The opening title ,'The Cancer Cowboy Rides' -- a great title for a great piece of dark fiction -- is a novelette smoothly blending the horror of fast-spreading cancer in a small US town with the sense of dread coming from the realization that evil itself is deeply rooted within the human soul.
From the very first page Connolly displays a terrific storytelling ability, as well as a remarkable talent in mimicking the writing style of some American authors, such as Stephen King at his best.
The following story ('Mr Pettinger's Daemon'), clearly inspired by the atmosphere of MR James' fiction, although absolutely original, comes then as an unexpected change of style. Depicting the encounter of a clergyman with an ancient demon, this terrifying tale combines the use of a very elegant prose with the handling of a quite unsettling theme.
After these two outstanding pieces, the next few stories, although actually very good, almost constitute a kind of anticlimax: 'The Erlking' tells about yet another bogeyman whose memory haunts a man from childhood to maturity; 'The New Daughter' describes how a new house in the country exerts an evil influence on a restless teenager; 'The Ritual of the Bones' reveals the hidden secrets of an upper class school; 'The Inkpot Monkey' is a conventional story about a haunted inkpot and its odd guardian.
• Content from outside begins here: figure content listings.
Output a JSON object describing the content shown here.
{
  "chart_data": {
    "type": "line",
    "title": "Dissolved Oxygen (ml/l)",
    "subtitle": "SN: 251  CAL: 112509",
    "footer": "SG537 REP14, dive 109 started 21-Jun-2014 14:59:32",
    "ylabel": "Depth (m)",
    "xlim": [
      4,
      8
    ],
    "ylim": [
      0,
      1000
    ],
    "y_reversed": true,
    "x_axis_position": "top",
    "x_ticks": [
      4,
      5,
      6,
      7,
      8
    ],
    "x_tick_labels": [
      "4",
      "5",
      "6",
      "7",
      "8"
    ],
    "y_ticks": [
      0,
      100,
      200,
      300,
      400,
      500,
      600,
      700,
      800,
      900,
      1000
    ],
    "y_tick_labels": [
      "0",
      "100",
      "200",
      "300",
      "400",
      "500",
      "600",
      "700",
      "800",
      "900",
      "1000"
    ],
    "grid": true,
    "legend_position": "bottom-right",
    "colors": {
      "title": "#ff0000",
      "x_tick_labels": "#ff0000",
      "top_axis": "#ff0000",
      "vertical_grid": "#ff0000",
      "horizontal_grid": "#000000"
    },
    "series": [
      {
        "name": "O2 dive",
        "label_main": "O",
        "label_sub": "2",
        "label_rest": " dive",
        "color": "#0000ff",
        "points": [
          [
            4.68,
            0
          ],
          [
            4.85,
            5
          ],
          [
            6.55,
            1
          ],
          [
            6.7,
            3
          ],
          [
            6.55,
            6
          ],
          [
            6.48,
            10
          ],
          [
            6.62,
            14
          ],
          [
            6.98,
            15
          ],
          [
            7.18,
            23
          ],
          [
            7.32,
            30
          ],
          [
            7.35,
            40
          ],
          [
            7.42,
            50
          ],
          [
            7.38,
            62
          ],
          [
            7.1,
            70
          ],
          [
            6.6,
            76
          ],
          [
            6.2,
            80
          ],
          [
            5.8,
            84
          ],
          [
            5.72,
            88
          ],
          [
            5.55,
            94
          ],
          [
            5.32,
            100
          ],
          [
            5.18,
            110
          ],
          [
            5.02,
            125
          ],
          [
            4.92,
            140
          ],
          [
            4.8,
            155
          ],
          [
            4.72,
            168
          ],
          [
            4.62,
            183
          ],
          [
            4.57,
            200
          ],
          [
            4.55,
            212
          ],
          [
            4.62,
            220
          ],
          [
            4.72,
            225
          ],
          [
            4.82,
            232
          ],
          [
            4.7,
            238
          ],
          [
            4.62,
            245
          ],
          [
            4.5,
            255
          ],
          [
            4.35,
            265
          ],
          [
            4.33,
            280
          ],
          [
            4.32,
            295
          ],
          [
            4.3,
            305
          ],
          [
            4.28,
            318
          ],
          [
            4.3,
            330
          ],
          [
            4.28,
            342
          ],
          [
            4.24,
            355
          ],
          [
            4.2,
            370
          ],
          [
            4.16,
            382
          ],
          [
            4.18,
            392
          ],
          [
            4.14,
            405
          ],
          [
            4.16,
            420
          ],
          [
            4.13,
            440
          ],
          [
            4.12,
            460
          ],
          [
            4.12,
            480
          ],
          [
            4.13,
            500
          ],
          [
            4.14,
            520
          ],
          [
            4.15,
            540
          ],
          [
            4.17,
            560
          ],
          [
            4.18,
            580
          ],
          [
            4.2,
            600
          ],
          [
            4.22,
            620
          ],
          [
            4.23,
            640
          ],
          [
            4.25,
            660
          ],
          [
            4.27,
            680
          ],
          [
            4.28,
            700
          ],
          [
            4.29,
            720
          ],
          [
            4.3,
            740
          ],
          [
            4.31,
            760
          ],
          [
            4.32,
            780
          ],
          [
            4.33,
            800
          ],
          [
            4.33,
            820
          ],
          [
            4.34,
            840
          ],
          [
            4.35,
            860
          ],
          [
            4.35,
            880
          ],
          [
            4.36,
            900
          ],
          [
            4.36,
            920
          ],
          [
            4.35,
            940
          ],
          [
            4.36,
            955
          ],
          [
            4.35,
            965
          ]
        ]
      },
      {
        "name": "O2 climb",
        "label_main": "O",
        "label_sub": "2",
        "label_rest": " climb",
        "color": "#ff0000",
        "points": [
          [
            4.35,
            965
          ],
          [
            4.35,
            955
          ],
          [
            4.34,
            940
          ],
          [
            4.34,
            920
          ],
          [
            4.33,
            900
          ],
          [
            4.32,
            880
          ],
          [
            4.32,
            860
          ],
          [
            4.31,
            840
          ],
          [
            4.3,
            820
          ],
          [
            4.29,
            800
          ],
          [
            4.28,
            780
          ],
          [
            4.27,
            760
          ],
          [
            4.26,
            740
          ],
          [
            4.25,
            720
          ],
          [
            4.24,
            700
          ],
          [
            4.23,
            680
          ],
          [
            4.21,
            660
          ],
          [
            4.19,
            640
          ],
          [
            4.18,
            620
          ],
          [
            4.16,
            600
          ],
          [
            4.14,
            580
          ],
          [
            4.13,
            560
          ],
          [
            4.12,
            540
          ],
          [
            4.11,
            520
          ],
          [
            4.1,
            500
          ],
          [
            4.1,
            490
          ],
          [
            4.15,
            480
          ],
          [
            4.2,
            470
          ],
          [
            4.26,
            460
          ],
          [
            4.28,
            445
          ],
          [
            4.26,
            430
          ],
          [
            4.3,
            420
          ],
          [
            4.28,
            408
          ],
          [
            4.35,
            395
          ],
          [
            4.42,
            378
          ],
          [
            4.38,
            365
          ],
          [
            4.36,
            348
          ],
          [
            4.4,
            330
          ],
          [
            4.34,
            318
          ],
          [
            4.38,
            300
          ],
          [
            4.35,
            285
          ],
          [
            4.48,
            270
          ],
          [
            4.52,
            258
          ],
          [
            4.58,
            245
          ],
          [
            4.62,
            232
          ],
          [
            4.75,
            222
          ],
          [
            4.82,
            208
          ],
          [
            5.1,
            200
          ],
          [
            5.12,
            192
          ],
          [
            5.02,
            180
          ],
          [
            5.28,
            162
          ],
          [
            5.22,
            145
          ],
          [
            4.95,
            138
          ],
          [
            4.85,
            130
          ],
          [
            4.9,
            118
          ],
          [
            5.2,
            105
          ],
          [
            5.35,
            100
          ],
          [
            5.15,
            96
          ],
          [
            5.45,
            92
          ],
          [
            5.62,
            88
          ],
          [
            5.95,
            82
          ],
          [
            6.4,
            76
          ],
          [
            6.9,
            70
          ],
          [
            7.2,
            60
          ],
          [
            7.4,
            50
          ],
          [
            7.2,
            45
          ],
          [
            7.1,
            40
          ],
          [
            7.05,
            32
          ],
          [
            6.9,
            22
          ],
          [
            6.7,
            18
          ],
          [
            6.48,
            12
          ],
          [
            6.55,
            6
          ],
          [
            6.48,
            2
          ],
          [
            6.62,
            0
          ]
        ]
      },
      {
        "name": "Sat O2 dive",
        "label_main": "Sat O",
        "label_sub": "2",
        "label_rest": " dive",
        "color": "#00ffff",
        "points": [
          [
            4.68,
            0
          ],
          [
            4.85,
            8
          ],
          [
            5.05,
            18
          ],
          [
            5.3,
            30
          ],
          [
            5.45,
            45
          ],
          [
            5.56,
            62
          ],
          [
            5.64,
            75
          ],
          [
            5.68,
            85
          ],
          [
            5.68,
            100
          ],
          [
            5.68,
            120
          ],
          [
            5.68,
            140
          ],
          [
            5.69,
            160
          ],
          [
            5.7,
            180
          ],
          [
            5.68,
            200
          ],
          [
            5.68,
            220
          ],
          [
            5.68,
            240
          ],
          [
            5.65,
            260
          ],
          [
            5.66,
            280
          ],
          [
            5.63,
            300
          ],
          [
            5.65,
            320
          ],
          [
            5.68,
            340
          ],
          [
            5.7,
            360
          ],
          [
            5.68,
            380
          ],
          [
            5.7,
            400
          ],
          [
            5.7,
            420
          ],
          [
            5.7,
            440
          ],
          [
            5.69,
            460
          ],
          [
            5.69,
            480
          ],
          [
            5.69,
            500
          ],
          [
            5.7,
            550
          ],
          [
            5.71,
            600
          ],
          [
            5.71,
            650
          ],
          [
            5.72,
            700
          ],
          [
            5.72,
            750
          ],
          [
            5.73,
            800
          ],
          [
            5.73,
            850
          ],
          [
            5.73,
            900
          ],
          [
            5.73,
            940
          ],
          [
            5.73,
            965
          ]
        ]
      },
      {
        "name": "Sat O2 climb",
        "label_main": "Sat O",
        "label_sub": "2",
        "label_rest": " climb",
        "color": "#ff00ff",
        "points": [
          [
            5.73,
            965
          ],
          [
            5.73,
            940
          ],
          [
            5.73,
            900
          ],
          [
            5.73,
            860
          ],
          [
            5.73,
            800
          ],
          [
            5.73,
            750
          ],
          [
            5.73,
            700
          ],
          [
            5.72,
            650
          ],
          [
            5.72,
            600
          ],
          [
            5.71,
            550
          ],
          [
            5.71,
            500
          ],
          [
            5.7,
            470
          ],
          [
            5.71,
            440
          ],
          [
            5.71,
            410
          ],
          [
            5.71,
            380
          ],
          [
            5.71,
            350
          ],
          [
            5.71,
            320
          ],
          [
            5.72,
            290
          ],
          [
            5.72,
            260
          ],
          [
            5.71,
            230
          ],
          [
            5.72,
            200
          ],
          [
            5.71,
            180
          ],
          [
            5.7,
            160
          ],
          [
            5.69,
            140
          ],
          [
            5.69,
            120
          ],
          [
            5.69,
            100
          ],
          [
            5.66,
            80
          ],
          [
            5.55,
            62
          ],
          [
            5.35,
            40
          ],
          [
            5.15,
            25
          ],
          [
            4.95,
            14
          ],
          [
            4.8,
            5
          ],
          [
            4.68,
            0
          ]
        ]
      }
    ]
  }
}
The temperature gets hot again with 'The Furnace Room' (pun intended), a disquieting tale full of symbolisms where a veritable nightmare engulfs a guilty man.
In 'The Underbury Witches', we are delighted by a case of witchcraft told in an extremely captivating manner that sends shivers along our spines, while in 'The Shifting of the Sands' ancient, pagan gods keep ruling over a small village by the sea. In 'Some children Wander by Mistake', clowns acquire a sinister shade. The shifts in tone and style are very effective, as are the stories themselves.
'Deep Dark Green' is another extraordinary tale of terror set in the deep, unfriendly waters where hungry creatures lurk. A similar atmosphere, even more unsettling, can be found in 'The Wakeford Abyss', a terrific and terrifying story of unspeakable Lovecraftian horrors.
The secrets of a well-respected gardener are disclosed in the cute ' Miss Froom, Vampire', whereas a malevolent presence inhabiting an old house is the main feature in the extremely dark 'Nocturne'.
'The Reflecting Eye' sees the return of detective Charlie Parker, the hero of Connolly's mystery novels. Here our man meets supernatural horror in a tense, gripping novelette featuring pure evil lingering in a forbidding, lonely house in Maine.
As an extra bonus, the current paperback edition of 'Nocturnes' includes three previously uncollected stories. 'The Bridal Bed' is a short, moving tale of love beyond the grave.
'The Man of the Second Fifteen' represents a superb example of a terror tale that features a man going astray during a thunderstorm and meeting with a frightening reality. 'The Inn at Shillingford' is a delightful piece about an unlucky country inn and its disreputable innkeeper.
Everything in this collection is absolutely enjoyable: the plots are fascinating, the characters well crafted, the dialogues sublime, the narrative style positively outstanding.